Résultat : la justice pénale au Maroc est «inefficace, lente, superficielle et expéditive», affirme Taieb Cherkaoui, directeur des affaires pénales et de la grâce au ministère de tutelle. Et d’ajouter que «les tribunaux marocains croulent sous l’encombrement et l’entassement». En effet, bien que certaines affaires soient jugées «en une semaine», d’autres attendent des années avant tout dénouement. Cité en exemple, le tribunal de première instance de Nador dispose encore de dossiers des années 90 pas encore traités.

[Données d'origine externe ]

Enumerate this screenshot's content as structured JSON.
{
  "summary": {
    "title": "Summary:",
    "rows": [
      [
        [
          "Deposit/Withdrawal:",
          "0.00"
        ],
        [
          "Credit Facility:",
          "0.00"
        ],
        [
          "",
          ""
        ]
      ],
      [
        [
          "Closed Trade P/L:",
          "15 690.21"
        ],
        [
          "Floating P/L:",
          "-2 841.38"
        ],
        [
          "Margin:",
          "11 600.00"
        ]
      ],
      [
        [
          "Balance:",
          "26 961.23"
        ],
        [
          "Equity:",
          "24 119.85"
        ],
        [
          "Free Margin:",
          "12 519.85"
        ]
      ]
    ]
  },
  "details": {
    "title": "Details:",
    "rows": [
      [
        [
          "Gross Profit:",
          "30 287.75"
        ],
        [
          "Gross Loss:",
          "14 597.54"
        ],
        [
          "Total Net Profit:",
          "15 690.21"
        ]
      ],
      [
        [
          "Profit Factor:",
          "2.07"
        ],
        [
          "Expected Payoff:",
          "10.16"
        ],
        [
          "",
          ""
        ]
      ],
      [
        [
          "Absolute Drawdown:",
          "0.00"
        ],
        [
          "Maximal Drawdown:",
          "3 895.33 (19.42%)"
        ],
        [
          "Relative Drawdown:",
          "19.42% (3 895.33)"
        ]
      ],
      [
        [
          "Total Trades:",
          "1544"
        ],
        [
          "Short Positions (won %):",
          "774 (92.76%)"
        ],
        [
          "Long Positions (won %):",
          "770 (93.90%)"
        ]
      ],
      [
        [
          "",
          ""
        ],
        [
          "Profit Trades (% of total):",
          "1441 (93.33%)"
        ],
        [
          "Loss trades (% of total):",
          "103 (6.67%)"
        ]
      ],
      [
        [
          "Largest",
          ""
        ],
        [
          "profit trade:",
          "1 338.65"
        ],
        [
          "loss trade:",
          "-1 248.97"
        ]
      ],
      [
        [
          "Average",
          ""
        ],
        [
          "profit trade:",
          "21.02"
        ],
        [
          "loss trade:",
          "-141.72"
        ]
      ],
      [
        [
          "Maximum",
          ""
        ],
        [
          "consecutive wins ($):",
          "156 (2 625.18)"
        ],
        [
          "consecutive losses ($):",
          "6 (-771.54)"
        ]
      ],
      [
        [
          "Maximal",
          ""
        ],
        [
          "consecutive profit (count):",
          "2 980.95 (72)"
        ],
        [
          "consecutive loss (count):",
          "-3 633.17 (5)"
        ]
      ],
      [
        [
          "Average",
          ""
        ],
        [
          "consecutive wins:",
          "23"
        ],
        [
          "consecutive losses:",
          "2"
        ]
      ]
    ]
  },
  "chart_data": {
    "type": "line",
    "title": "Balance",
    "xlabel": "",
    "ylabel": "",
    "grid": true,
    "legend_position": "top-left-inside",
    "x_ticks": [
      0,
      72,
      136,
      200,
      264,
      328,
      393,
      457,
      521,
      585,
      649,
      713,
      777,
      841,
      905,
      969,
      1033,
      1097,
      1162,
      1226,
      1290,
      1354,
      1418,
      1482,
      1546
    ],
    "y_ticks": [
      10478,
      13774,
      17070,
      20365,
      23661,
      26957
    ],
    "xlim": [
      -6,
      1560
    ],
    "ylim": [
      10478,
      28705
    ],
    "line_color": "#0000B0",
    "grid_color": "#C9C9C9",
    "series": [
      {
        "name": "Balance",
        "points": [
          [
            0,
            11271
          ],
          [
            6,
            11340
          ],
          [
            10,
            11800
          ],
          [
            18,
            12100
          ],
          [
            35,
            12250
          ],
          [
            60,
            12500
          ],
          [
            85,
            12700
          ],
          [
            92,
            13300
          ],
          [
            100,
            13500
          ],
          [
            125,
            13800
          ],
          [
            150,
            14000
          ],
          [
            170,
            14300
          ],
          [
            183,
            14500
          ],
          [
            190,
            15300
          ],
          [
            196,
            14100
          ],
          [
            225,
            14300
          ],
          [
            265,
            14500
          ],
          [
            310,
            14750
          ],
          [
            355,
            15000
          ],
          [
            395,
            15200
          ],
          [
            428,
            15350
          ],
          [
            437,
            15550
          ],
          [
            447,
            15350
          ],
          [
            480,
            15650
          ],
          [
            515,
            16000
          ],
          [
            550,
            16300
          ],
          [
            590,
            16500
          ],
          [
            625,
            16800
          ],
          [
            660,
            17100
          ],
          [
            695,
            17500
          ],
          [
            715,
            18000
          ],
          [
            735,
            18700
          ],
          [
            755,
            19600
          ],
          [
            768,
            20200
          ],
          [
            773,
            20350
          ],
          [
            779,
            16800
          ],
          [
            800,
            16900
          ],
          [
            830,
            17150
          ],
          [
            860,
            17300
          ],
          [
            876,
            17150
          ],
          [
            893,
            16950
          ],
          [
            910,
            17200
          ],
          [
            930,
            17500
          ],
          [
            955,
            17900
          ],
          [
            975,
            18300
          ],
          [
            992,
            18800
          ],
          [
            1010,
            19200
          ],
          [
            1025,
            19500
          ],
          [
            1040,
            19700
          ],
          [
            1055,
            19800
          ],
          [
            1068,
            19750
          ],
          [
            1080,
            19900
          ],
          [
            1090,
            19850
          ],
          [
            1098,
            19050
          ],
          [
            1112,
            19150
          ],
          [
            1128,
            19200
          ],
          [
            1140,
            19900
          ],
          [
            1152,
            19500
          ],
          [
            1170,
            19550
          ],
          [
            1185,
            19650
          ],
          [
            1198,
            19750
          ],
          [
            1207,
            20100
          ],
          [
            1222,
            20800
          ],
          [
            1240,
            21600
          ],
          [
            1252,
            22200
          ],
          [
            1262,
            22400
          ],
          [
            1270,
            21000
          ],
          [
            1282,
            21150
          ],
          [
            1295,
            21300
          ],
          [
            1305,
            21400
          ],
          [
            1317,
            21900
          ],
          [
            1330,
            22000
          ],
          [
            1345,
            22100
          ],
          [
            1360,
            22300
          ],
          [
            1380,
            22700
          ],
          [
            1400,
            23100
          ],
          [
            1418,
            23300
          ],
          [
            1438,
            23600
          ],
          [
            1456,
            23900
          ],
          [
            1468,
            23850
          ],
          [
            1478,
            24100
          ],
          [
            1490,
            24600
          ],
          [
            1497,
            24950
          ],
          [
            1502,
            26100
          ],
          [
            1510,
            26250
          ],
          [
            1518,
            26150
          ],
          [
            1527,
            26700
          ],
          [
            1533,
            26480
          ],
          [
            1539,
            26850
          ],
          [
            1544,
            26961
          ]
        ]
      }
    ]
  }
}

Les choses ne s'améliorent pas au fil du temps et les chiffres parlent d'eux mêmes. En 2011, sur 2,3 millions d'affaires pénales sur l'ensemble du territoire, seules 955 000 ont pu être traitées, soit 96% des actions nouvellement intentées et 71% de l'encours. Les causes évoquées de cette lourdeur sont nombreuses, notamment, le manque de moyens financiers du ministère, le retard dans l’élaboration des expertises et l’absence d’un système de notification efficace.

Trop d’incarcérations et de procès

Les statistiques révèlent qu’en 2011, 84 700 cas de détention provisoire ont été enregistrés, ainsi que 156 000 gardes à vue. De plus, le soulèvement de la jeunesse marocaine, avec notamment l’émergence du Mouvement du 20 février, a entrainé l’augmentation des incarcérations. Sans parler des cas de condamnation avérés inutiles, comme celle du boxeur Zakaria Moumni. Au lieu d’incarcérer à ce rythme, Taieb Cherkaoui propose «de faire usage d’amendes administratives, de trouver des alternatives à la justice, telles la médiation et de mettre en musique les politiques de développement socioéconomiques et la politique pénale».

En 10 ans, les affaires répressives ont atteint un peu plus de 14 millions de procès avec une moyenne de près de 1,5 million par an, soit 55% de l’ensemble des affaires jugées devant les tribunaux du royaume chérifien.

En outre, le nombre des audiences répressives dépasse les 61 000 par an, pour une moyenne hebdomadaire de 1200 séances. Et les principales villes concernées par ce type d’affaires sont Casablanca [6240 procès], Rabat et Agadir [5000 procès chacune]. De plus une grande partie du corps magistral est principalement dédiée à ce type de dossier. Ce serait au total 1 200 juges mobilisés pour gérer ces dossiers, soit 40% de l’ensemble des magistrats, sans compter les 550 membres du ministère qui y sont affiliés. 

Après avoir mené son étude, M. Cherkaoui estime qu’une «prolifération de textes répressifs fait perdre au droit pénal sa finalité ultime». La réforme est donc la bienvenue. L’objectif des conférences régionales organisées un peu partout dans le pays devrait aboutir à une justice plus équitable. Prochainement, la tutelle mettra le cap sur Marrakech, Agadir, Dakhla et Tanger.